According to Jonny, Tilly’s labor and the birth of her kids was more stressful than watching me give birth. I’m not convinced he would say that had we had a baby recently, but it was really hard. I also think that everything feels a little more stressful right now than it usually would. Were it not for the current situation, we would have likely had some experienced friends here for support. Being alone is hard sometimes.
Tilly started showing signs of labor Wednesday morning. I texted our farm vet just to give her a heads up in case we ended up needing her. Larkspur set up a chair and didn’t leave Tilly’s side. Tilly is an ornery goat, and really only likes Lark and Jonny. She did seem to want Larkspur to stay with her. By mid-afternoon, she was acting like she was really uncomfortable. Jonny started timing contractions, his first instinct when a lady is in labor. They seemed to be 90 seconds to 2 minutes apart. With each one, Tilly would roll on the ground and yell. An experienced friend of mine told me that some goats are more dramatic during labor than others. Tilly falls in that category for sure. This went on for what seemed like a really long time, and I started to worry that something might be wrong. She was acting very distressed with nothing to show for it. Tilly is four years old, on the old side to be having kids for the first time, so that was always a concern. I texted the vet and she agreed that Tilly might need some help. I was so relieved when she said she would be at our house soon.

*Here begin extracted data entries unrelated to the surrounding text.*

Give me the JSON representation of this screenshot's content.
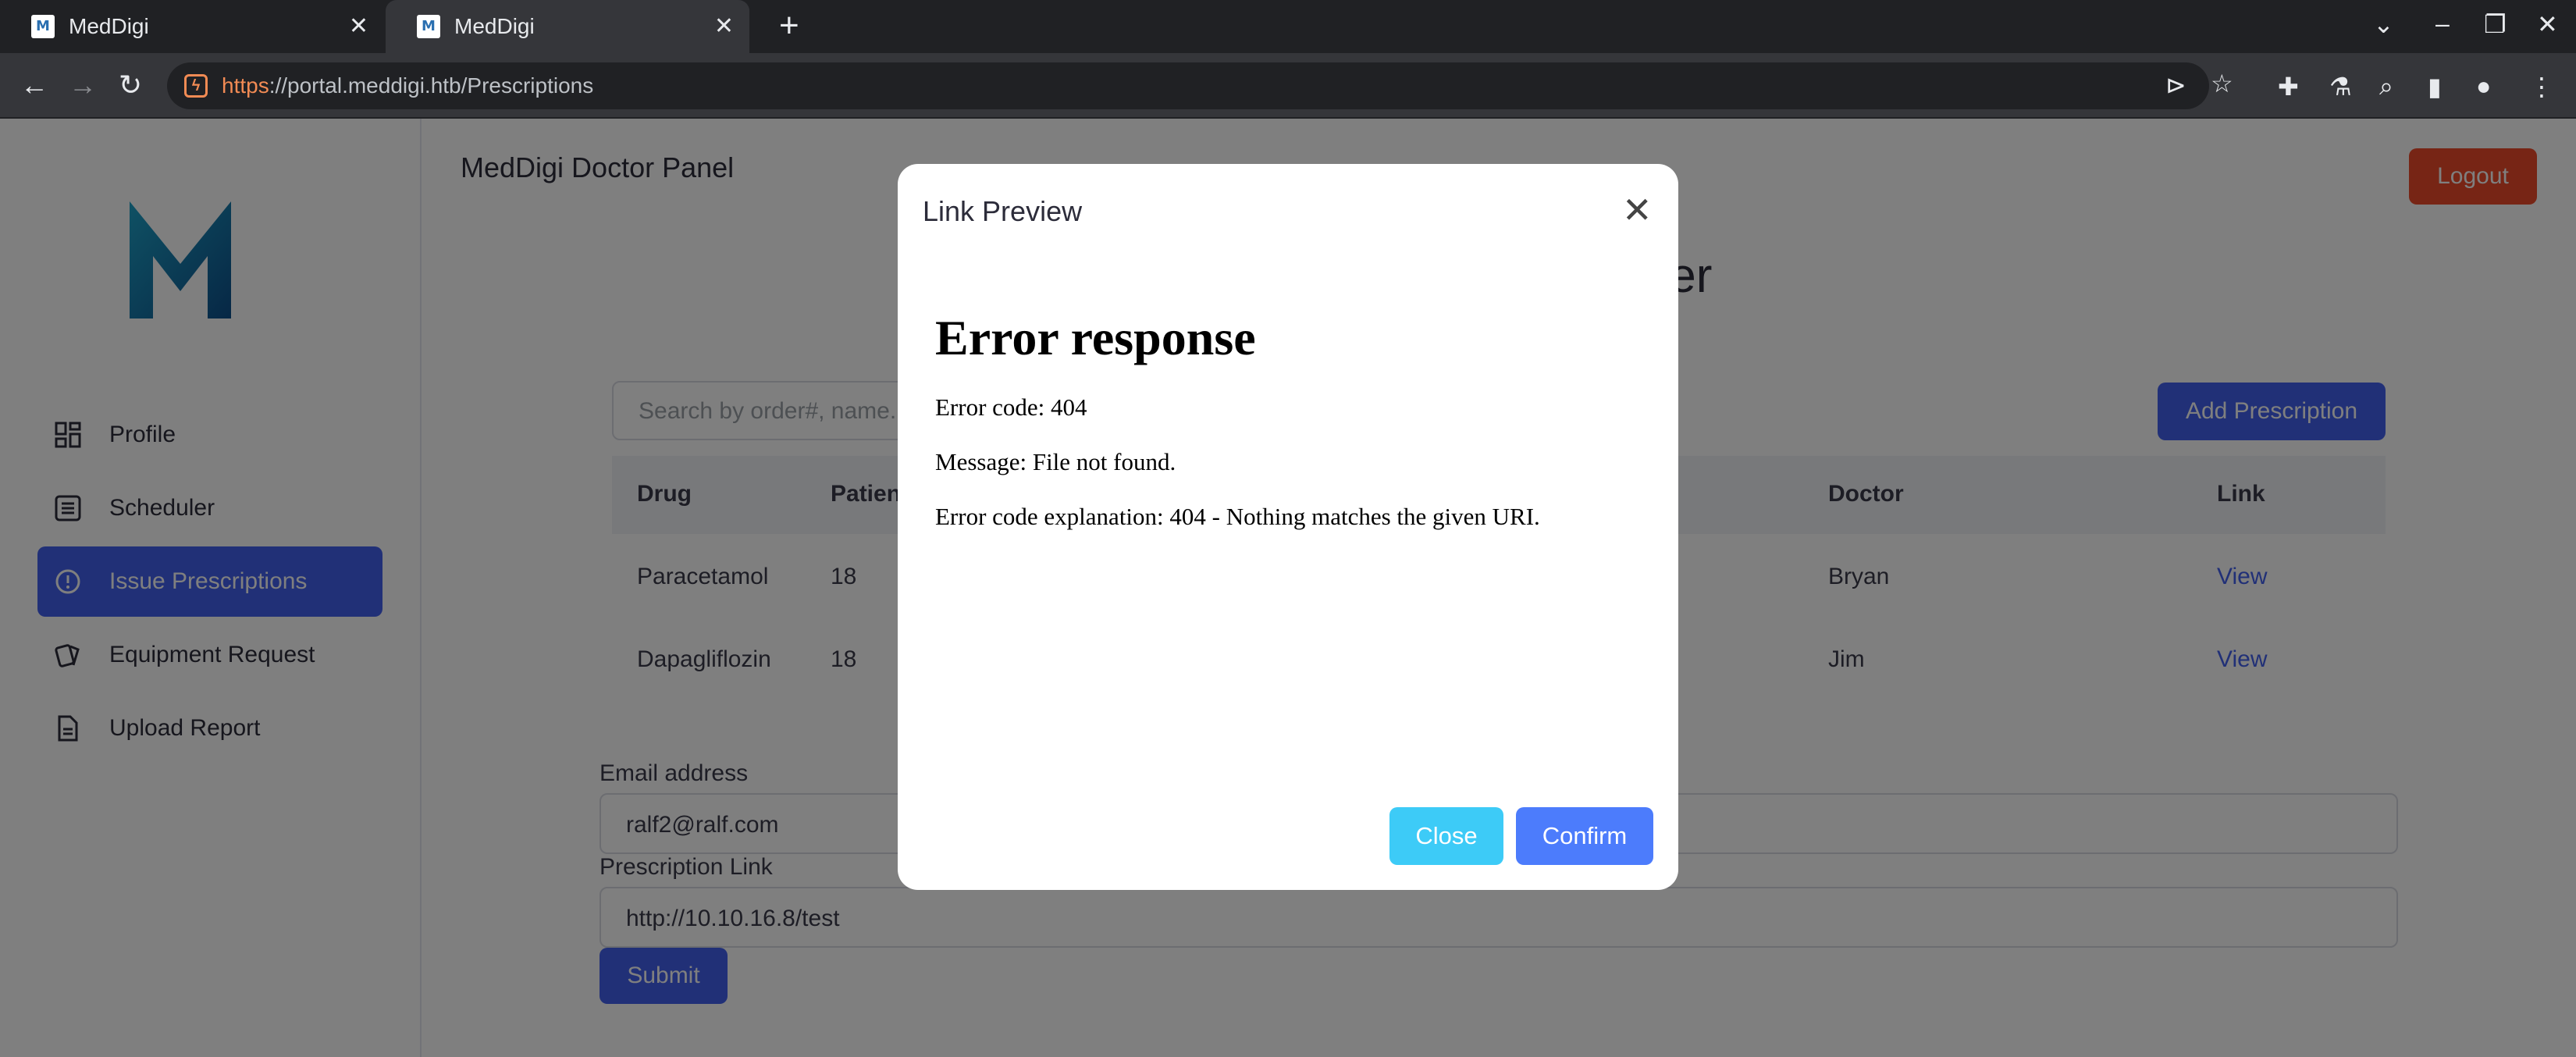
{
  "browser": {
    "tabs": [
      {
        "title": "MedDigi",
        "active": false
      },
      {
        "title": "MedDigi",
        "active": true
      }
    ],
    "url_scheme": "https",
    "url_rest": "://portal.meddigi.htb/Prescriptions"
  },
  "header": {
    "title": "MedDigi Doctor Panel",
    "logout_label": "Logout",
    "page_heading_visible": "uler"
  },
  "sidebar": {
    "items": [
      {
        "label": "Profile",
        "icon": "dashboard-icon",
        "active": false
      },
      {
        "label": "Scheduler",
        "icon": "list-icon",
        "active": false
      },
      {
        "label": "Issue Prescriptions",
        "icon": "alert-circle-icon",
        "active": true
      },
      {
        "label": "Equipment Request",
        "icon": "cards-icon",
        "active": false
      },
      {
        "label": "Upload Report",
        "icon": "document-icon",
        "active": false
      }
    ]
  },
  "prescriptions": {
    "search_placeholder": "Search by order#, name...",
    "add_label": "Add Prescription",
    "columns": [
      "Drug",
      "Patien",
      "Doctor",
      "Link"
    ],
    "rows": [
      {
        "drug": "Paracetamol",
        "patient": "18",
        "doctor": "Bryan",
        "link": "View"
      },
      {
        "drug": "Dapagliflozin",
        "patient": "18",
        "doctor": "Jim",
        "link": "View"
      }
    ]
  },
  "form": {
    "email_label": "Email address",
    "email_value": "ralf2@ralf.com",
    "link_label": "Prescription Link",
    "link_value": "http://10.10.16.8/test",
    "submit_label": "Submit"
  },
  "modal": {
    "title": "Link Preview",
    "error_heading": "Error response",
    "error_code": "Error code: 404",
    "message": "Message: File not found.",
    "explanation": "Error code explanation: 404 - Nothing matches the given URI.",
    "close_label": "Close",
    "confirm_label": "Confirm"
  },
  "colors": {
    "primary": "#4361ee",
    "logout": "#ef4b2a",
    "close_button": "#3dcbf7",
    "confirm_button": "#4c7cfc"
  }
}
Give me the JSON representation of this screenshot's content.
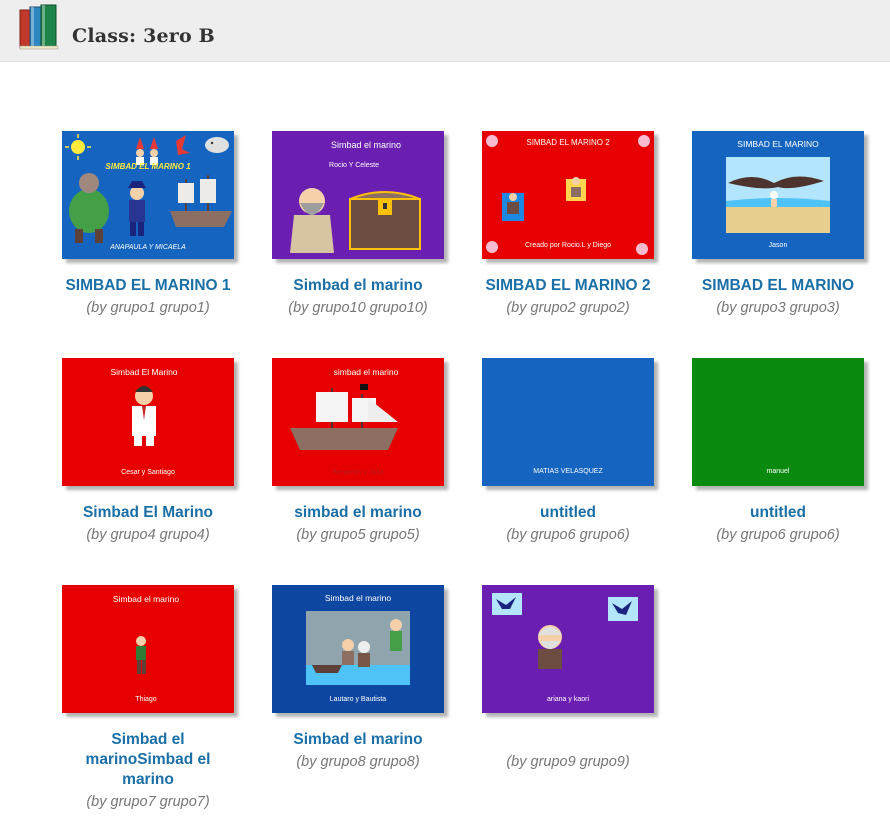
{
  "header": {
    "title": "Class: 3ero B"
  },
  "books": [
    {
      "title": "SIMBAD EL MARINO 1",
      "author": "(by grupo1 grupo1)",
      "cover_color": "#1565c0",
      "cover_heading": "SIMBAD EL MARINO 1",
      "cover_subtitle": "ANAPAULA Y MICAELA"
    },
    {
      "title": "Simbad el marino",
      "author": "(by grupo10 grupo10)",
      "cover_color": "#6a1fb0",
      "cover_heading": "Simbad el marino",
      "cover_subtitle": "Rocio Y Celeste"
    },
    {
      "title": "SIMBAD EL MARINO 2",
      "author": "(by grupo2 grupo2)",
      "cover_color": "#e60000",
      "cover_heading": "SIMBAD EL MARINO 2",
      "cover_subtitle": "Creado por Rocio.L y Diego"
    },
    {
      "title": "SIMBAD EL MARINO",
      "author": "(by grupo3 grupo3)",
      "cover_color": "#1565c0",
      "cover_heading": "SIMBAD EL MARINO",
      "cover_subtitle": "Jason"
    },
    {
      "title": "Simbad El Marino",
      "author": "(by grupo4 grupo4)",
      "cover_color": "#e60000",
      "cover_heading": "Simbad El Marino",
      "cover_subtitle": "Cesar y Santiago"
    },
    {
      "title": "simbad el marino",
      "author": "(by grupo5 grupo5)",
      "cover_color": "#e60000",
      "cover_heading": "simbad el marino",
      "cover_subtitle": "Benjamin y Julia"
    },
    {
      "title": "untitled",
      "author": "(by grupo6 grupo6)",
      "cover_color": "#1565c0",
      "cover_heading": "",
      "cover_subtitle": "MATIAS VELASQUEZ"
    },
    {
      "title": "untitled",
      "author": "(by grupo6 grupo6)",
      "cover_color": "#0b8a10",
      "cover_heading": "",
      "cover_subtitle": "manuel"
    },
    {
      "title": "Simbad el marinoSimbad el marino",
      "author": "(by grupo7 grupo7)",
      "cover_color": "#e60000",
      "cover_heading": "Simbad el marino",
      "cover_subtitle": "Thiago"
    },
    {
      "title": "Simbad el marino",
      "author": "(by grupo8 grupo8)",
      "cover_color": "#0d47a1",
      "cover_heading": "Simbad el marino",
      "cover_subtitle": "Lautaro y Bautista"
    },
    {
      "title": "",
      "author": "(by grupo9 grupo9)",
      "cover_color": "#6a1fb0",
      "cover_heading": "",
      "cover_subtitle": "ariana y kaori"
    }
  ]
}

While we waited, Tilly’s contractions intensified and she seemed to be really pushing with each one. The vet arrived and checked her and told me that she was barely dilated. I couldn’t believe it! She was concerned that a c-section might be necessary. That was not what I wanted to hear. For the next half hour, we watched and waited. Tilly stopped acting dramatic but continued to have sporadic contractions. I felt silly and promised the vet that she really had been acting very distressed before she arrived. It felt like a case of calling the midwife too early in labor. After the half hour, the vet checked Tilly again. She had dilated significantly and she could now feel two hooves, so baby was in the right position and things were progressing! She prepared to leave telling us to keep a close eye on Tilly. She thought we should have kids in the next half hour.
The first kid was slow to come. I paced and tried to stay calm. We all tried to give Tilly space while keeping an eye on her progress. There was great excitement when those first two little white hooves became visible, followed by great worry when the baby wasn’t born quickly after their appearance. I sat texting the poor vet a play by play and she gave me time frames so that I knew when there was reason for concern. She assured me she was close by if we needed her to come back. Hooves and a little pink nose were visible for almost twenty minutes before the kid was born. Maybe that is normal, but it felt scary! To everyone’s relief and great joy, the first kid, a buckling, was finally born a little after 4 p.m. A very petite doeling was born quickly and easily about twenty minutes later. Tilly, rejected by her own mother and bottle raised by us from day one, proved to be a wonderful mother to her own kids from the start. We stayed back and didn’t interfere while she cleaned and cared for them.
I think that if we do this again in the future it will be easier. We will know better what to expect and what is normal. But this experience was really intense. I was completely wiped out by it. Jonny patted my back while I hung over the fence fighting tears when it was over and all was well. I was so intensely thankful for a happy ending and I still am.
Tilly and the babies are both doing well and they are bringing us so much happiness right now. There is nothing like a baby goat to make you smile. They are the most delightful creatures. Poor Tilly isn’t thrilled with the steady stream of visitors. Though according to Larkspur, when she goes out to visit, Tilly heads in the barn to lie down and take a break, knowing that her babies are safe in her care.
I prayed that Tilly would have a smooth labor and birth without needing intervention and she did. (I am the only one who needed that vet visit!) I prayed that she would bond with her babies and that we wouldn’t need to bottle raise them. And it was my wish that she would have a buckling and a doeling. If God grants me these little things, it’s a wonder that I still worry so much about the bigger things.